Хромов ударил следом. Его трасса прошла ниже моей, заставила крайнего бомбовоза отвернуть ещё круче. Строй распался. Одна машина отвалила вправо и вниз; под ней одна за другой раскрылись бледные вспышки сброса. Куда ушли бомбы, в темноте было не понять. Остальные развернулись от прежнего курса. Заход они сорвали. Гришин это и просил.
И тут ударили в ответ.
Стрелок заднего полоснул — красным, чужим, вспухшим прямо в лицо. Я бросил машину вбок. В пустоту. В никуда. Мир качнулся. Звёзды встали на место черноты, чернота — на место звёзд. Приборы поплыли. И на миг я потерял землю. Совсем.
Штопор в такую минуту почти не оставляет времени. Без горизонта поздно понимаешь, куда уже крутит машина, а земля не ждёт, пока разберёшься.
Я не дал ему свалиться. Убрал ногу, отдал ручку, поймал шарик, заставил себя верить стрелке, а не тому, что орал вестибулярный аппарат. Секунда. Две. Машина выровнялась. Мотор всё тянул — ровно, зло, без сбоя.
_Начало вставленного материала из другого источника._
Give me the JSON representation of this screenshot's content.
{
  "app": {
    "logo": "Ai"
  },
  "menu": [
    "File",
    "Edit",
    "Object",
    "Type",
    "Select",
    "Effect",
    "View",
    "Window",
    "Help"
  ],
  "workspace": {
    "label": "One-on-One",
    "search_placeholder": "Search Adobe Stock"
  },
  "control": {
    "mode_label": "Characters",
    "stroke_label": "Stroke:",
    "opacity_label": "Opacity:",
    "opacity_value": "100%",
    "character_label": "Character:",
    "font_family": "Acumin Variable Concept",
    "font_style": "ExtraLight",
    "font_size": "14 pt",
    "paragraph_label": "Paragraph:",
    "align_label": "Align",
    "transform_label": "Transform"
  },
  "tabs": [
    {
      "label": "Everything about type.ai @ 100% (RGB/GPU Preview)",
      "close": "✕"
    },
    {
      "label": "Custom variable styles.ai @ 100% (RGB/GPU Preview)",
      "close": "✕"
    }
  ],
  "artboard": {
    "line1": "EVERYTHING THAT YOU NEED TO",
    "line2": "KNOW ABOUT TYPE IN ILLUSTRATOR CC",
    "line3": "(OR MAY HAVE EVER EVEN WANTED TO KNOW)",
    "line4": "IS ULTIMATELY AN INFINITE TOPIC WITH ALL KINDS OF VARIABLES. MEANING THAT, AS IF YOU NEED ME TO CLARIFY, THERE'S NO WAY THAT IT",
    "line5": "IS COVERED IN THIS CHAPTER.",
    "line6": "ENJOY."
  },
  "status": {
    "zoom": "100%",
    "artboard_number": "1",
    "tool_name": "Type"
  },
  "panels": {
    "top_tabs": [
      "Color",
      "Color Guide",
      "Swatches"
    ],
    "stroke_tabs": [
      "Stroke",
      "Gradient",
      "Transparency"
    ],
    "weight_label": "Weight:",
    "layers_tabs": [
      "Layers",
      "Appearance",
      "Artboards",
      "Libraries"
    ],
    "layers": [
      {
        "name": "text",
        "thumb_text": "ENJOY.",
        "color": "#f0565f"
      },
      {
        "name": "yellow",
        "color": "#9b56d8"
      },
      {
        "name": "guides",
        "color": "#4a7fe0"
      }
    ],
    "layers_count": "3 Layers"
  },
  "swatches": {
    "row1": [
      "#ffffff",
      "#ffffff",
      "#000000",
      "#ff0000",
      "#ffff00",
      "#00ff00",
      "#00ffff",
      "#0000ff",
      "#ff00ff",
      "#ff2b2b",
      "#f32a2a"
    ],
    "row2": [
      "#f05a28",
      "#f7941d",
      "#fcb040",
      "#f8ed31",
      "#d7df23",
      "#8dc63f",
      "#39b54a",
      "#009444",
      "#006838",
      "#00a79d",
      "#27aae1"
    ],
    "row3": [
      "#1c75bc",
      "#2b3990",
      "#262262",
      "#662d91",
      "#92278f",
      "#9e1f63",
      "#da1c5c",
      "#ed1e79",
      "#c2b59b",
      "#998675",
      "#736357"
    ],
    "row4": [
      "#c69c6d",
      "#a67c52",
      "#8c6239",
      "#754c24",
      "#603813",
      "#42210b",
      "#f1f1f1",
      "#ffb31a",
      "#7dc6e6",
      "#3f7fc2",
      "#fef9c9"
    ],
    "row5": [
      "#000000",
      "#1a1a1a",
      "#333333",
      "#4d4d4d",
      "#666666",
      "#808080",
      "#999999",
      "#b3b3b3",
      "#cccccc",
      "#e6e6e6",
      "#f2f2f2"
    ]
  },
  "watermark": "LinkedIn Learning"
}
— Соколов! — Хромов в наушниках, сорвано. — Ушли! Уходят вниз!
— Вижу. Не гонись. Курс на поле. Доложи высоту.
— Девятьсот. Мотор ровно.
— Держи девятьсот. Я справа.
Гнаться в ночь за уходящим вниз бомбовозом — это лезть за ним в ту же черноту и в ней остаться. Мы своё сделали. Заход сорван.
* * *
Костры я нашёл не сразу.
Три оранжевые точки в огромной чёрной равнине — это очень мало. Дважды я прошёл стороной, ловя их то слева, то под крылом. При первом заходе высота сходилась плохо, и я ушёл вверх: второй круг стоил бензина, попытка дотянуть ошибку у земли стоила машины. На втором костры легли как надо.
Хромова я посадил первым. Не ради собственного удобства — на его машине только вчера сменили мотор, и если давление поползёт или звук собьётся, ждать в кругу ему нельзя. Он прошёл между огней ровно. Тень машины прокатилась по земле, несколько раз подпрыгнула и остановилась у края полосы. Тогда пошёл я.
Я зашёл следом. Убрал газ, повёл вниз, на три оранжевых пятна, растопырив пальцы на ручке, — и в последний, слепой миг, когда земли ещё не видно, а она уже вот, поймал колёсами то, что оказалось полем. Толчок. Ещё. Побежала, затряслась. Стала.
Я сидел, не снимая рук с ручки, и слушал, как в темноте остывает, потрескивая, мотор. Он не чихнул ни разу — ни на взлёте вслепую, ни в развороте у сваливания, ни на посадке между кострами. Это не доказывало, что красные клетки спасли вылет. Доказывало другое: две проверенные машины вышли и вернулись, а третью, с металлом в фильтре, ночью в небо не послали.